Now that many of us are eating at home more often, we can take the opportunity to restock the pantry to make the healthy option the default option. Less frequent trips to the store and ordering online require us to plan ahead, so we can think more carefully about what we select. Less eating out and more cooking at home gives us greater control over things like preparation method, food combinations or relative proportions, sodium and added sugar content, and portion size. Additionally, the desire to make fewer trips to the supermarket creates opportunities to minimize waste, which is good for the planet and the pocketbook.

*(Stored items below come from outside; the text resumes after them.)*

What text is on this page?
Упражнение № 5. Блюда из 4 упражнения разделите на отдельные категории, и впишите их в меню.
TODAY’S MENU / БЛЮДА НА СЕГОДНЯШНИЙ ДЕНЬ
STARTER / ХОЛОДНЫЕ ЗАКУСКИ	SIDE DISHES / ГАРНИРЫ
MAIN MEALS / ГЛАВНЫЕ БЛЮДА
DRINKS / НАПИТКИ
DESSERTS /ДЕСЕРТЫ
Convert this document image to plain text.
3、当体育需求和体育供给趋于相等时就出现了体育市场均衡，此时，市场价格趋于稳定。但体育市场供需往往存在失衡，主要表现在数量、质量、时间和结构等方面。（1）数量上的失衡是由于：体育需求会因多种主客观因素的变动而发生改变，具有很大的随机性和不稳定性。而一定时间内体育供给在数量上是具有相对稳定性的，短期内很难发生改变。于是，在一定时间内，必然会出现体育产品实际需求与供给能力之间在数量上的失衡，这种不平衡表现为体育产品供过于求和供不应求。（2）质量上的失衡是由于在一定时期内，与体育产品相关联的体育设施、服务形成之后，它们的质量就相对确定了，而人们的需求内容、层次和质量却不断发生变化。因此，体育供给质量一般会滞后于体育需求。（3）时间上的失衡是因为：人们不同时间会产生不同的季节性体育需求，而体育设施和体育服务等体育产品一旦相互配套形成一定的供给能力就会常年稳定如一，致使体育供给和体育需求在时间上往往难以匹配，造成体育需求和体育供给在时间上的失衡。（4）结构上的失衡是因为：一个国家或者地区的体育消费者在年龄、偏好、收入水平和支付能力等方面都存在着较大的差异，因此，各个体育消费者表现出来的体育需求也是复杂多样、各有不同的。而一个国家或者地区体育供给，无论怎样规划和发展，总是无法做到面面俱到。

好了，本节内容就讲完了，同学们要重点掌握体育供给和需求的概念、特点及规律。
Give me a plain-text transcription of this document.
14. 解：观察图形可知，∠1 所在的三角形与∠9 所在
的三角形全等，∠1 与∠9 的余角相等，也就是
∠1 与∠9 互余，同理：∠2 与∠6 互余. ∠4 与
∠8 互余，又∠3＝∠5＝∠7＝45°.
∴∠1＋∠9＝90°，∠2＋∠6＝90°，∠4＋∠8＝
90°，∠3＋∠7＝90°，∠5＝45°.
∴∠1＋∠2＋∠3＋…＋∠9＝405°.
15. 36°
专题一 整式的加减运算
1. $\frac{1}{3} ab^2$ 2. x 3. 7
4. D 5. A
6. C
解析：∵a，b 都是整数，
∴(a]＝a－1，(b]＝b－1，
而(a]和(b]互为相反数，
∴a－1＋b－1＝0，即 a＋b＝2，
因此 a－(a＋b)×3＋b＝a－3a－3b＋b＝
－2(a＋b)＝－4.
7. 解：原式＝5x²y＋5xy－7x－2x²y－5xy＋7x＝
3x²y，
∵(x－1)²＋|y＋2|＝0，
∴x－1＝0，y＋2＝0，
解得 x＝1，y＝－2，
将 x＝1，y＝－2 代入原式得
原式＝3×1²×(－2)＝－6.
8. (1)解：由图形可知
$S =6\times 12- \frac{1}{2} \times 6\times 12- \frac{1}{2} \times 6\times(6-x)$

We may even be increasing our creativity and flexibility and discovering new options as we adapt to the fact that our desired or habitual items are not always available.

Taking the time to survey, plan, restock, and create some new habits will foster a new and healthier food environment in your household—now and going forward. This month’s special report offers a step-by-step, concrete plan for changes that will pay long-term dividends. Let’s take the opportunity to harness the changes necessitated by the COVID-19 pandemic to make lasting improvements in our diets.